Local tissue water assessed by measuring forearm skin dielectric constant: dependence on measurement depth, age and body mass index
Article first published online: 16 AUG 2009
© 2010 John Wiley & Sons A/S
Skin Research and Technology
Volume 16, Issue 1, pages 16–22, February 2010
How to Cite
Mayrovitz, H. N. (2010), Local tissue water assessed by measuring forearm skin dielectric constant: dependence on measurement depth, age and body mass index. Skin Research and Technology, 16: 16–22. doi: 10.1111/j.1600-0846.2009.00398.x
- Issue published online: 6 JAN 2010
- Article first published online: 16 AUG 2009
- Accepted for publication 1 July 2009
- skin water;
- dielectric constant;
- tissue water;
Background: Tissue dielectric constant (TDC) measured at 300 MHz via the coaxial line reflection method is useful to evaluate local tissue water (LTW) and its change. Because excitation field penetration depth depends on size and geometry of the coaxial probe in contact with the skin, TDC values reflect skin and subcutaneous fat to varying depths depending on the probe used. Because tissue changes that occur with age or body mass index (BMI) may affect tissue water content and its depth distribution, our goal was to use TDC measurements to characterize depth patterns of LTW in normal tissue and to investigate the possible impact of age and BMI.

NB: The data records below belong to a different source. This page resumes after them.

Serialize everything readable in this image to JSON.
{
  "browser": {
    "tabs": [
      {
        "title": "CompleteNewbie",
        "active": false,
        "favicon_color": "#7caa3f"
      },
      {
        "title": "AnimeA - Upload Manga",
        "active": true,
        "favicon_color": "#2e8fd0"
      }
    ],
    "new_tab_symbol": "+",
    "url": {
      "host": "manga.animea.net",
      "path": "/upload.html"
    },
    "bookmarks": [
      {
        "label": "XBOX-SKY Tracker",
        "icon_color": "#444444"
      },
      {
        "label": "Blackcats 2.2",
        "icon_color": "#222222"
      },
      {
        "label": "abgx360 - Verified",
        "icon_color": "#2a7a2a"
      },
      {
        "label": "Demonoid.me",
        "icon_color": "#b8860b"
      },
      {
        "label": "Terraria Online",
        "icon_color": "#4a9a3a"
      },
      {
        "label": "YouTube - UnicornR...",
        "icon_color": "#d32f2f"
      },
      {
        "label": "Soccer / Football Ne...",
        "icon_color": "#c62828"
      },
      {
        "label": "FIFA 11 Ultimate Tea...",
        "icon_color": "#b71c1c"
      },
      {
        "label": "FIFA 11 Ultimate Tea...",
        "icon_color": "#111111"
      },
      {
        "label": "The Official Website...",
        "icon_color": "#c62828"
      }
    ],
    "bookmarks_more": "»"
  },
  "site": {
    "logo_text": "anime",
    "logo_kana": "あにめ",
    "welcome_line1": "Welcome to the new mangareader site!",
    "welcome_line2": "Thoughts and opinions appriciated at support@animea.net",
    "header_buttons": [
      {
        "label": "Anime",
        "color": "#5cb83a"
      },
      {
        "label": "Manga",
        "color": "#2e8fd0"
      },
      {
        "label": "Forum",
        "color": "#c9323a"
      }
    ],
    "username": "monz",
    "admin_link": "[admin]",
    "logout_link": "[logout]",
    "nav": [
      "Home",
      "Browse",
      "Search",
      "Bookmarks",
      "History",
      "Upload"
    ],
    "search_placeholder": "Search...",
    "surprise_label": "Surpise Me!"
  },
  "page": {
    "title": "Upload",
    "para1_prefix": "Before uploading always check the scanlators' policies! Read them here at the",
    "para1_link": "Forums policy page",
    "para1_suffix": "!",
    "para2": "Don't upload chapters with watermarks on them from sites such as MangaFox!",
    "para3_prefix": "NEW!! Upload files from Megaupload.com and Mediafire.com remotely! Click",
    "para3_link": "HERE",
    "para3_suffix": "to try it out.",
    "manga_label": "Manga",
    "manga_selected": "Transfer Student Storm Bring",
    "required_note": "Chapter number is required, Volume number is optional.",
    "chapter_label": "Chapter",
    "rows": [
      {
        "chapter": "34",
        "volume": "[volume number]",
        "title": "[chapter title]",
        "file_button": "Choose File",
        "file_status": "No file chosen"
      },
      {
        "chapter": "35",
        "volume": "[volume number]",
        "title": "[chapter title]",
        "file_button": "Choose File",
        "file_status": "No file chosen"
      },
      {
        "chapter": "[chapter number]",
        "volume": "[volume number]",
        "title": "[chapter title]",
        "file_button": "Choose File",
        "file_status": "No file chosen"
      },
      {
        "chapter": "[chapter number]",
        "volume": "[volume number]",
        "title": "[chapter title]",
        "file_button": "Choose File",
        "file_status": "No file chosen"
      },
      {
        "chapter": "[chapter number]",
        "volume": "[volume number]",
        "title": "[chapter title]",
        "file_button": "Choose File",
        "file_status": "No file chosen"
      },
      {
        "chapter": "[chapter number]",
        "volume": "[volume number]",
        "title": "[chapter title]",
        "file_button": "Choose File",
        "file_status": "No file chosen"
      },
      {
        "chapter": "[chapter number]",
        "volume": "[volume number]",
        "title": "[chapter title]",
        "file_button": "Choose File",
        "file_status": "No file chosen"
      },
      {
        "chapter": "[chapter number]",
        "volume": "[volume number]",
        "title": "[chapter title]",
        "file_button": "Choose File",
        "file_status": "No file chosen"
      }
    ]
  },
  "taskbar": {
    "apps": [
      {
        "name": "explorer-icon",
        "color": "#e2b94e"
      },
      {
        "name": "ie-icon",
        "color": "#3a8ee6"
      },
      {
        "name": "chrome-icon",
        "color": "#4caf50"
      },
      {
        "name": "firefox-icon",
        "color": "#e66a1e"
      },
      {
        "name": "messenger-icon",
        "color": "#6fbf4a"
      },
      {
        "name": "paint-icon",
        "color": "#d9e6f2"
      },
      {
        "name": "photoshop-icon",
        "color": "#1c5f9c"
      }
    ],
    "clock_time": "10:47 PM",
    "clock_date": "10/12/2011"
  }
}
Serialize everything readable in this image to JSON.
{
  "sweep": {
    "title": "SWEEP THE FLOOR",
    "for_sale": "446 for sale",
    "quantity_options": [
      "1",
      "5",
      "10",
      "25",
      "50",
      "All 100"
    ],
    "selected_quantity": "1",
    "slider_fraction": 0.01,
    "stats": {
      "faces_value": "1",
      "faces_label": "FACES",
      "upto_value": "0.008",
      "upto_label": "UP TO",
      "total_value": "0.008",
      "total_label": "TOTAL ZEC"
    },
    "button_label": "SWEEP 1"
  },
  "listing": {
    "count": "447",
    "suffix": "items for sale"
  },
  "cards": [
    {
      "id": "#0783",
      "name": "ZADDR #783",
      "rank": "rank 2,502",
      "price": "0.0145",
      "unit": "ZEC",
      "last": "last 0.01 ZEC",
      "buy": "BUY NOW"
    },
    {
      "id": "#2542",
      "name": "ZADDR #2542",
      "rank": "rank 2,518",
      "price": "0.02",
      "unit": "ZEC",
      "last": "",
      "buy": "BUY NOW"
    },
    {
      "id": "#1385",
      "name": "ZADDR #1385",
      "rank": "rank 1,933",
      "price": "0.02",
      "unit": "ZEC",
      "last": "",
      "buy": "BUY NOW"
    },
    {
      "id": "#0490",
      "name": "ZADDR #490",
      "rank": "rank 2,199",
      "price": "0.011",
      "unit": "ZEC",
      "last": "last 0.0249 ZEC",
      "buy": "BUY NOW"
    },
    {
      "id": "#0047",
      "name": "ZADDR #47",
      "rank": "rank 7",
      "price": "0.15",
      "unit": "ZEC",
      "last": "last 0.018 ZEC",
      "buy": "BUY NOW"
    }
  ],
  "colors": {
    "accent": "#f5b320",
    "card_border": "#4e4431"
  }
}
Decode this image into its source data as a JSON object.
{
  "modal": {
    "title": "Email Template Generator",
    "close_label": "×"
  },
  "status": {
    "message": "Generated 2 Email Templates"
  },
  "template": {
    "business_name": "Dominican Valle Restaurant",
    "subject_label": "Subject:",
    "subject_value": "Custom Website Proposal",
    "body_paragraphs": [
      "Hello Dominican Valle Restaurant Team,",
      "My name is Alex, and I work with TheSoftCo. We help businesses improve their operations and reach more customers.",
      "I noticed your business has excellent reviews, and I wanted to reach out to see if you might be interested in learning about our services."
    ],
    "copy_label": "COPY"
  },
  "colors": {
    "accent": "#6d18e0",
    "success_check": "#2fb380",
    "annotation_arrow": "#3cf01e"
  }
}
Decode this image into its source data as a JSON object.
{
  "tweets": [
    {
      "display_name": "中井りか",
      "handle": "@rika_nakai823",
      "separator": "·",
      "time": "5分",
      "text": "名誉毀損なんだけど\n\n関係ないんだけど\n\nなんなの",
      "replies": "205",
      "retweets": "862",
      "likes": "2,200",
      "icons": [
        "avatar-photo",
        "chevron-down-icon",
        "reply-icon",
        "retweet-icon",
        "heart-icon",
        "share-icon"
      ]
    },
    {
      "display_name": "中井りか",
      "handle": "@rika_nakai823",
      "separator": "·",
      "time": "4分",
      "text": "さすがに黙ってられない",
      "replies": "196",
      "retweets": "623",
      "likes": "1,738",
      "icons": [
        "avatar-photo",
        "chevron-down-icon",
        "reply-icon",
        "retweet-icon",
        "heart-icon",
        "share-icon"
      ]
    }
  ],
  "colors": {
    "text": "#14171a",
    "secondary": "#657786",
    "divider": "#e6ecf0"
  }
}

Methods: TDC was measured to depths of 0.5, 1.5, 2.5 and 5.0 mm on both forearms of 69 healthy women (age: 22–82 years, BMI: 18.7–46.1 kg/m2).
Results: Independent of age or BMI, TDC values decreased significantly with increasing measurement depth (33.7±5.8 at 0.5 mm to 21.8±3.7 at 5.0 mm) but at all depths dominant and non-dominant TDC values were similar to each other with ratios ranging from 1.025±0.081 at 0.5 mm to 1.017±0.097 at 5.0 mm. TDC values only at 2.5 and 5.0 mm decreased significantly with increasing BMI whereas TDC values only at 0.5 and 1.5 mm increased significantly with age.
Conclusion: The findings indicate that normal TDC values are affected differentially by BMI and age in a depth-dependent manner. Possible explanations are discussed.